En France, les secteurs les plus affectés par cette pénurie sont ceux de l’automobile et des nouveaux objets numériques comme les téléphones portables. C’est traditionnellement auprès de Taiwan et de la Corée du Sud que les pays de la Triade se ravitaillent le plus en semi-conducteurs. Mais c’est notamment une majorité d’entreprises américaines qui se retrouvent dans les dix plus gros producteurs de semiconducteurs, Intel devançant même le géant taïwanais TSMC, malgré le fait qu’il soit lui-même derrière le coréen Samsung.

Un secteur économique à fort enjeu géopolitique

Le marché total des semi-conducteurs représentait 464 milliards de dollars en 2020, et le cabinet IDC prévoit une hausse d’un huitième encore en 2021. On comprend donc que les enjeux économiques s’imbriquent dans la logique géopolitique mondiale. Un conflit multilatéral est en train d’émerger. La course à l’armement électronique pousse les Etats à affirmer leur souveraineté numérique, et ce notamment par l’intermédiaire des semi-conducteurs, cette pièce maitresse des technologies nouvelles.
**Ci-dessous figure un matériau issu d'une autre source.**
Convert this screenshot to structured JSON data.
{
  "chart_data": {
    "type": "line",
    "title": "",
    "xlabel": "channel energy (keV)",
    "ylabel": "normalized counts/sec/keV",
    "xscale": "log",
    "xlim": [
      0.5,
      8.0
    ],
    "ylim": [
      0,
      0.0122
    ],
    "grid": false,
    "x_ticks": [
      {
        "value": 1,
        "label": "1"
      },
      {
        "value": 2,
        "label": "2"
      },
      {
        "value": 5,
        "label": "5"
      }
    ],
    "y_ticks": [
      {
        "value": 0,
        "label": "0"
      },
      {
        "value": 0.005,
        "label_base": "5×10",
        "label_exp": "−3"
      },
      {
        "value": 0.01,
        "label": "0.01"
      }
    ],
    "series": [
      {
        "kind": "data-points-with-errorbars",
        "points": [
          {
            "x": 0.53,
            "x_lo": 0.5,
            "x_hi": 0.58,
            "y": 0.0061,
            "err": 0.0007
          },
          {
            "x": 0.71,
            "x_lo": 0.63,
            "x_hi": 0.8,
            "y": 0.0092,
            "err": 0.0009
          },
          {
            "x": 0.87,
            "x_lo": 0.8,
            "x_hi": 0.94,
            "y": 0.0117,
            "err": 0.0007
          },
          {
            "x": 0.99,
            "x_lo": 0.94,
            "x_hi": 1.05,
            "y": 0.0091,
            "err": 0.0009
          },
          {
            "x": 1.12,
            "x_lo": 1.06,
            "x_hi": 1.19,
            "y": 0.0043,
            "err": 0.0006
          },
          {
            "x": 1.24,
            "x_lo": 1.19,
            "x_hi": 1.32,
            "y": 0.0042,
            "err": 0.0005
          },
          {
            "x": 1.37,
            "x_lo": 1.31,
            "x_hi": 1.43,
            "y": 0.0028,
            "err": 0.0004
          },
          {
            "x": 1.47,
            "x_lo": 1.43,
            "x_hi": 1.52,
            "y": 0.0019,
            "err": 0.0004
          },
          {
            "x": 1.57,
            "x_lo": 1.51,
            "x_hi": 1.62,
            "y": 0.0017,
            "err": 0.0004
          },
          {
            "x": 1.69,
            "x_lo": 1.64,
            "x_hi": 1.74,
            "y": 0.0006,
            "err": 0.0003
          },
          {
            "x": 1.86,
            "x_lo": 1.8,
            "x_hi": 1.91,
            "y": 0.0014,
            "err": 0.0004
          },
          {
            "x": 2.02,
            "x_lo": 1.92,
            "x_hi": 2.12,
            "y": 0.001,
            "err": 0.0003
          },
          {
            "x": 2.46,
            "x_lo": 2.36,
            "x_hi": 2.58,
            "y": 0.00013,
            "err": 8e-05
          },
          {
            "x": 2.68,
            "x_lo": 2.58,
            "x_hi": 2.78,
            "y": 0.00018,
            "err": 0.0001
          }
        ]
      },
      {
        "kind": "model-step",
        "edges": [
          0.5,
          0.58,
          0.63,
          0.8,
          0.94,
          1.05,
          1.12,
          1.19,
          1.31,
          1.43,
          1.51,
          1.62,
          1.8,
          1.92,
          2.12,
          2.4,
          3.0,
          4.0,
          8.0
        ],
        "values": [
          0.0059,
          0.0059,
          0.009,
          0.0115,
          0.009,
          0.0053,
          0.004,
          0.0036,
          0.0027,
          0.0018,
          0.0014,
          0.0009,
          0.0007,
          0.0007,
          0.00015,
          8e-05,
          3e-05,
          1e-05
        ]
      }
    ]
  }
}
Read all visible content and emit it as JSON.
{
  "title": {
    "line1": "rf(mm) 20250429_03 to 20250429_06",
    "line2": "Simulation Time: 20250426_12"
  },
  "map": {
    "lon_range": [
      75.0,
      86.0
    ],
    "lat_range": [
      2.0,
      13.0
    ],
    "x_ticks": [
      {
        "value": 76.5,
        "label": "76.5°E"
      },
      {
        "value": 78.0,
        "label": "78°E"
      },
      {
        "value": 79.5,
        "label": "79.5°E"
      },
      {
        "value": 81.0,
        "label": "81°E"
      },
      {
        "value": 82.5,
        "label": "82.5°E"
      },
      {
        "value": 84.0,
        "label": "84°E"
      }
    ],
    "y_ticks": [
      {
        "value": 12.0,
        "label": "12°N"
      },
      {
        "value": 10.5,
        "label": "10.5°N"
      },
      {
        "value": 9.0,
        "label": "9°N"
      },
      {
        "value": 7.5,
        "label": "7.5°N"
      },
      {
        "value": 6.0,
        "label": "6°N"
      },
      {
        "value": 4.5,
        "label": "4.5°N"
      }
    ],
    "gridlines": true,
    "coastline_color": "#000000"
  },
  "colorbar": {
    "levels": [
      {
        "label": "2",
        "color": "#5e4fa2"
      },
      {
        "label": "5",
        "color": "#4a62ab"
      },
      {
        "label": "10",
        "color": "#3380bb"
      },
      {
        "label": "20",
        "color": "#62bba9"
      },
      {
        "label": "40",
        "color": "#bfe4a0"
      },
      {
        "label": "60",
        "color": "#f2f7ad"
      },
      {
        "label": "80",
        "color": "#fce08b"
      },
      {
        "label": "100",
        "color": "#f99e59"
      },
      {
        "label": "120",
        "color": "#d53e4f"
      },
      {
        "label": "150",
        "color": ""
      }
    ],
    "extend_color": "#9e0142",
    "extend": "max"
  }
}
En France, des usines ont fermé temporairement aux quatre coins du pays. Bruno Le Maire, ministre de l’Economie, a déclaré que la dépendance de la France vis-à-vis de Taiwan et les autres producteurs de semi-conducteurs était « excessive et inaccepable », rendant l’Hexagone « vulnérable » économiquement. Un programme d’investissement autour de 20 milliards d’euros est prévu pour investir dans la production de semi-conducteurs. Plus généralement, une alliance de l’Union Européenne est prévue afin d’implanter des usines en Europe.

Le secteur automobile souffre de cette pénurie de puces, tandis que la demande est en hausse au niveau des consommateurs de la Triade (Asie de l’Est, Etats-Unis, Europe) suite aux confinements successifs. Mais la pénurie empêche les constructeurs automobiles de répondre à cette demande, sans pour autant connaitre de pertes trop importantes. Ford a dit prévoir de vendre 1,1 million de voitures en moins au cours de l’année 2021. En Allemagne, 10 000 d’Audi ont été mis au chômage partiel également, et Porsche livre des voitures sans semi-conducteurs pour le moment. Et c’est là le problème de cette pénurie : les semi-conducteurs sont certes nécessaires si l’on veut construire une voiture moderne, mais celle-ci en contient beaucoup, et exige des critères très avancés par rapport à ceux d’il y a vingt ans. Le fondeur taïwanais TSMC profite de cette situation pour augmenter ses prix, étant le seul au monde à avoir confectionné des semi-conducteurs d’une taille inférieure à 5 nanomètres pour l’instant. Dans le même temps, au cours du deuxième trimestre 2021, l’entreprise a gagné 11,2% de bénéfice net, et anticipe une demande importante au troisième trimestre.

C’est pour éviter ce genre de phénomènes qui les rendraient dépendants de Taïwan que la Corée du Sud a décide d’investir massivement dans les semi-conducteurs : le montant faramineux de 450 milliards de dollars est avancé par le gouvernement, pour un marché ayant rapporté 464 milliards de dollars mondialement en 2020. Rappelons simplement que le PIB de la Corée est d’environ 1600 milliards de dollards par an. L’Etat coréen investit donc l’équivalent d’un quart de son PIB dans la production de semi-conducteurs. C’est dire à quel point les chiffres reflètent la taille des ambitions des Etats dans ce secteur : gigantesques.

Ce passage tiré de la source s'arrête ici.